Have you ever had a friend or family member who continually complained about something, yet when a solution was offered, they rejected it? They found all the reasons that the solution wouldn't work - and maybe they made up some reasons along the way. They could just be difficult people. But they could also be afraid. Afraid of failure (see yesterday's post), but also afraid of change. Afraid to get out of their comfort zone and find a new path.
Sometimes our comfort zone is uncomfortable and we're so comfortable with that, we resist the change. I'm guilty of this sometimes. Even if an outcome is painful or uncomfortable or annoying or whatever, I KNOW what that outcome is going to be. I can prepare for it. I can see it coming. I know what to expect and how to deal with it.
BUT . . . if I choose a different course, take a different path, change one little thing . . . the outcome is not assured. I won't know what's coming and I won't have time to prepare.
The website today asks if there is anything in my life that I want to change and what is keeping me from making that change.

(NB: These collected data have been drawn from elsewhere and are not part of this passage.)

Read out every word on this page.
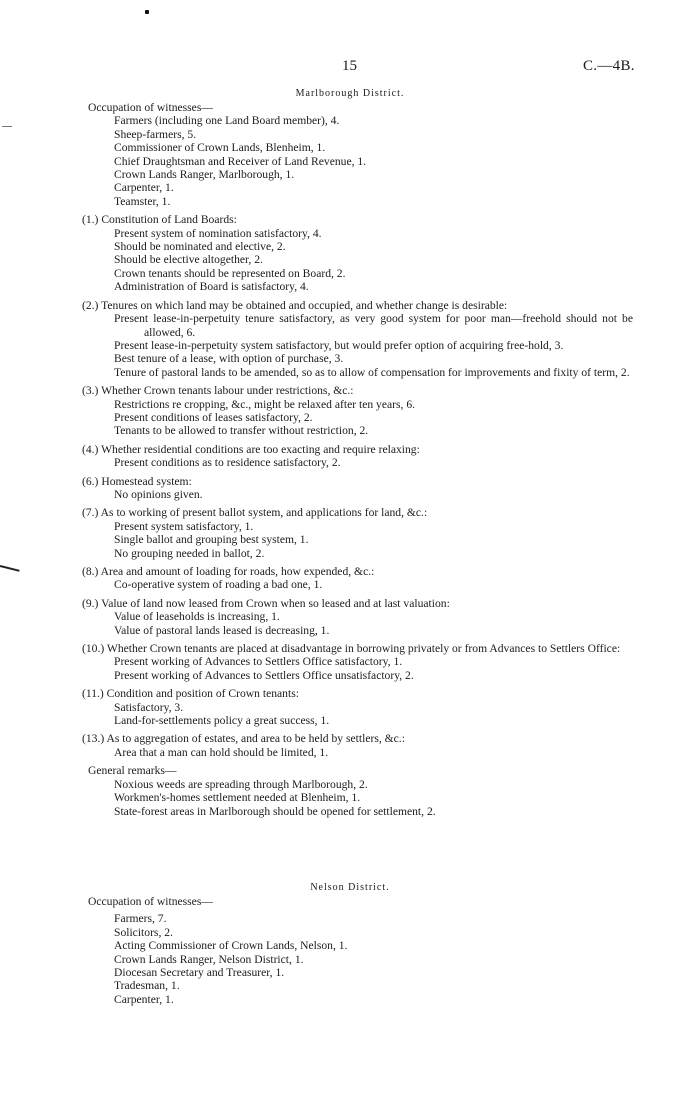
15	C.—4B.
Marlborough District.
Occupation of witnesses—
Farmers (including one Land Board member), 4.
Sheep-farmers, 5.
Commissioner of Crown Lands, Blenheim, 1.
Chief Draughtsman and Receiver of Land Revenue, 1.
Crown Lands Ranger, Marlborough, 1.
Carpenter, 1.
Teamster, 1.
(1.) Constitution of Land Boards:
Present system of nomination satisfactory, 4.
Should be nominated and elective, 2.
Should be elective altogether, 2.
Crown tenants should be represented on Board, 2.
Administration of Board is satisfactory, 4.
(2.) Tenures on which land may be obtained and occupied, and whether change is desirable:
Present lease-in-perpetuity tenure satisfactory, as very good system for poor man—freehold should not be allowed, 6.
Present lease-in-perpetuity system satisfactory, but would prefer option of acquiring free-hold, 3.
Best tenure of a lease, with option of purchase, 3.
Tenure of pastoral lands to be amended, so as to allow of compensation for improvements and fixity of term, 2.
(3.) Whether Crown tenants labour under restrictions, &c.:
Restrictions re cropping, &c., might be relaxed after ten years, 6.
Present conditions of leases satisfactory, 2.
Tenants to be allowed to transfer without restriction, 2.
(4.) Whether residential conditions are too exacting and require relaxing:
Present conditions as to residence satisfactory, 2.
(6.) Homestead system:
No opinions given.
(7.) As to working of present ballot system, and applications for land, &c.:
Present system satisfactory, 1.
Single ballot and grouping best system, 1.
No grouping needed in ballot, 2.
(8.) Area and amount of loading for roads, how expended, &c.:
Co-operative system of roading a bad one, 1.
(9.) Value of land now leased from Crown when so leased and at last valuation:
Value of leaseholds is increasing, 1.
Value of pastoral lands leased is decreasing, 1.
(10.) Whether Crown tenants are placed at disadvantage in borrowing privately or from Advances to Settlers Office:
Present working of Advances to Settlers Office satisfactory, 1.
Present working of Advances to Settlers Office unsatisfactory, 2.
(11.) Condition and position of Crown tenants:
Satisfactory, 3.
Land-for-settlements policy a great success, 1.
(13.) As to aggregation of estates, and area to be held by settlers, &c.:
Area that a man can hold should be limited, 1.
General remarks—
Noxious weeds are spreading through Marlborough, 2.
Workmen's-homes settlement needed at Blenheim, 1.
State-forest areas in Marlborough should be opened for settlement, 2.
Nelson District.
Occupation of witnesses—
Farmers, 7.
Solicitors, 2.
Acting Commissioner of Crown Lands, Nelson, 1.
Crown Lands Ranger, Nelson District, 1.
Diocesan Secretary and Treasurer, 1.
Tradesman, 1.
Carpenter, 1.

I want to write more. I compose blog entries all the time in my head, but when I sit down . . . nuttin. I find other things to do - some legit like making dinner and doing laundry, but some not legit like playing a game on my phone or feeling that I'm wasting my time.

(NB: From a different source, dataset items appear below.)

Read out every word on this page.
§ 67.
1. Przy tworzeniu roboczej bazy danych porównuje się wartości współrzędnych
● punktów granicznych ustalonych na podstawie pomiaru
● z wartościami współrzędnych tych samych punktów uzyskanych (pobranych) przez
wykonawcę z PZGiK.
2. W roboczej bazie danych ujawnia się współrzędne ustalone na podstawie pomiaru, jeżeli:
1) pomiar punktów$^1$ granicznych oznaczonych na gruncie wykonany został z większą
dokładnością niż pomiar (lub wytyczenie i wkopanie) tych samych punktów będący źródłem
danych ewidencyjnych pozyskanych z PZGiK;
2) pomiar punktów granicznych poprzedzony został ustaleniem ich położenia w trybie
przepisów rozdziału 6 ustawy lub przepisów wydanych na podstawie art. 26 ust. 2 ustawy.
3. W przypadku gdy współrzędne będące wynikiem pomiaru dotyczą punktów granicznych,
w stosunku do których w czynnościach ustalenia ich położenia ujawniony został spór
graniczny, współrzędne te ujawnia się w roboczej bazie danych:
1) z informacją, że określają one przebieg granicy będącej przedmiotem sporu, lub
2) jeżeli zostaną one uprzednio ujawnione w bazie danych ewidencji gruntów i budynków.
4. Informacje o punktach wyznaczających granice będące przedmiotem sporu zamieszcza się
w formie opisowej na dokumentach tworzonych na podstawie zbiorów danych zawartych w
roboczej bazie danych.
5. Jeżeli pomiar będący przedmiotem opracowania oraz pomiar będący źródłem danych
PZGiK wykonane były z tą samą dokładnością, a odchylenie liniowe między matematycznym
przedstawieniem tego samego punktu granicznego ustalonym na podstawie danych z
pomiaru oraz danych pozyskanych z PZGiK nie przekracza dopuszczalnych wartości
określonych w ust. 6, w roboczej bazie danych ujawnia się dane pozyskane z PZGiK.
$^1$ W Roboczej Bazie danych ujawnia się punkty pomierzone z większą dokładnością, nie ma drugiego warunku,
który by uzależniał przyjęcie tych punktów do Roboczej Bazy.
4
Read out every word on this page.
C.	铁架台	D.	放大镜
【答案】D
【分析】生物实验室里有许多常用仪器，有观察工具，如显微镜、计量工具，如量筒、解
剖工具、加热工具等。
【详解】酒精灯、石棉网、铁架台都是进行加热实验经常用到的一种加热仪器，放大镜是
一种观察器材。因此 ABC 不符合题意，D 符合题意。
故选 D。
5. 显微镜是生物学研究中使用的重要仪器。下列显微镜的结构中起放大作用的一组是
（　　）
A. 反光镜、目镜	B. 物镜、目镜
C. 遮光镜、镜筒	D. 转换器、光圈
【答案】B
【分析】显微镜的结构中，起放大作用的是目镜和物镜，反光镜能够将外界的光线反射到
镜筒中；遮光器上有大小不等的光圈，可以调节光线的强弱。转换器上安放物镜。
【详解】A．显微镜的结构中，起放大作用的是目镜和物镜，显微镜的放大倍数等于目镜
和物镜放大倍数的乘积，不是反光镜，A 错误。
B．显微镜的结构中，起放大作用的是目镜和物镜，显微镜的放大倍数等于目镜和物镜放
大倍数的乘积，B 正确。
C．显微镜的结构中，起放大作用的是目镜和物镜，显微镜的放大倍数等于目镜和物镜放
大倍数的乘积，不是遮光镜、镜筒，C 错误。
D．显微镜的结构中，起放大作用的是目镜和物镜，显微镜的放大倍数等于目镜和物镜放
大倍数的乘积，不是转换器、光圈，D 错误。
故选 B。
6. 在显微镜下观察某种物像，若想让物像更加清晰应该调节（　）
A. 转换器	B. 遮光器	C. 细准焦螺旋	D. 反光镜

I want to read more. But sitting down to read for pleasure makes me feel guilty for not doing something "legit". (See above paragraph.)
I want to see more art - more stage, more films, more installations. But don't I have other things to do? (See above.)

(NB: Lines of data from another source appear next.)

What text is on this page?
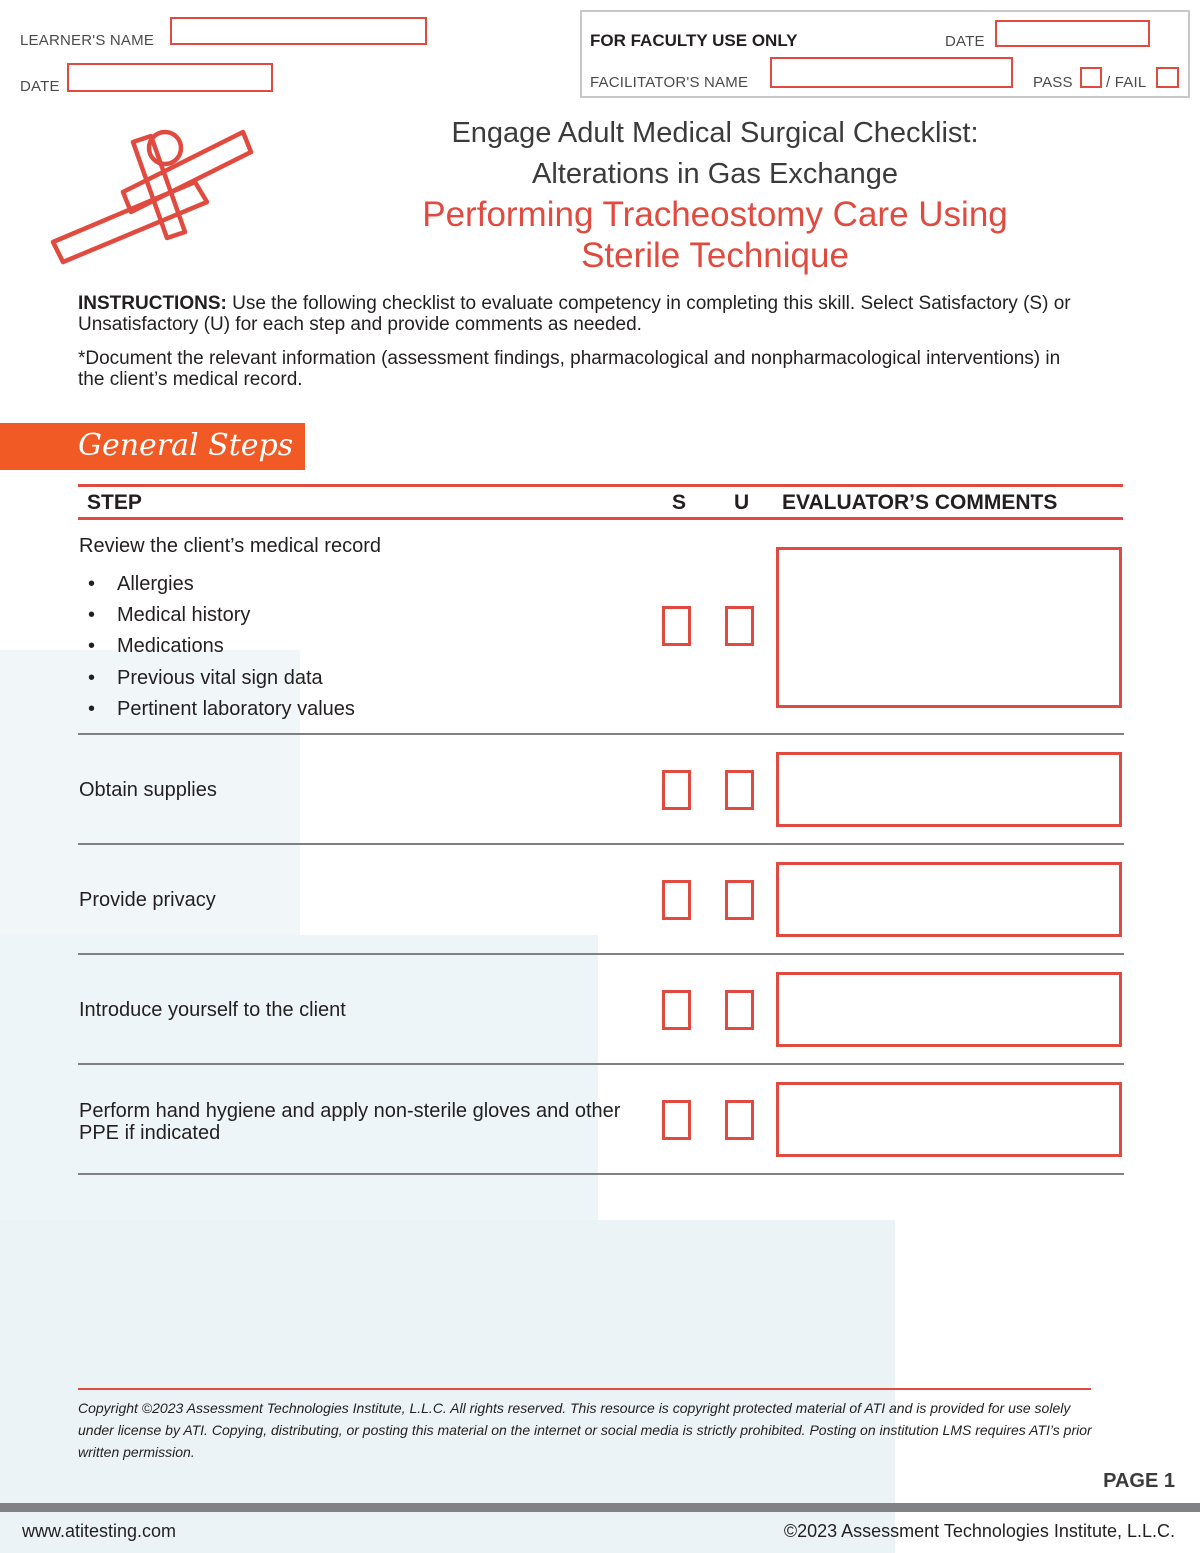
LEARNER'S NAME
DATE
FOR FACULTY USE ONLY	DATE
FACILITATOR'S NAME	PASS / FAIL
Engage Adult Medical Surgical Checklist:
Alterations in Gas Exchange
Performing Tracheostomy Care Using
Sterile Technique
INSTRUCTIONS: Use the following checklist to evaluate competency in completing this skill. Select Satisfactory (S) or Unsatisfactory (U) for each step and provide comments as needed.
*Document the relevant information (assessment findings, pharmacological and nonpharmacological interventions) in the client’s medical record.
General Steps
STEP	S U EVALUATOR’S COMMENTS
Review the client’s medical record
• Allergies
• Medical history
• Medications
• Previous vital sign data
• Pertinent laboratory values
Obtain supplies
Provide privacy
Introduce yourself to the client
Perform hand hygiene and apply non-sterile gloves and other PPE if indicated
Copyright ©2023 Assessment Technologies Institute, L.L.C. All rights reserved. This resource is copyright protected material of ATI and is provided for use solely under license by ATI. Copying, distributing, or posting this material on the internet or social media is strictly prohibited. Posting on institution LMS requires ATI’s prior written permission.
PAGE 1
www.atitesting.com	©2023 Assessment Technologies Institute, L.L.C.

My comfort zone is normalcy - taking care of what needs to be done, keeping up with friends on Facebook, filling the interim time with texts and getting to a new level on Paint Monsters. I know how to do that. And when asked (IF asked) why I don't read/write/view more, it's because I have so many other obligations. I don't have time. And pick up the foot and move it forward . . .
Two years ago I took a step out of my comfort zone. I auditioned for a production of Fiddler on the Roof. That step has led to more steps. I've now done three productions with Austin Jewish Repertory Theatre (the company that produced Fiddler) and I serve on their executive committee. The invitation to serve there nudged me to apply to the Board of Directors for the kidsActing Foundation. They accepted my application and I've been on the board for over a year. I now have ties with several theatre companies in Austin and go to see at least one play a month.
I have a history of success with stepping out of my comfort zone. Well, with one comfort zone. I know I have others. I need to be prayerful and look to see which ones are in the crosshairs now.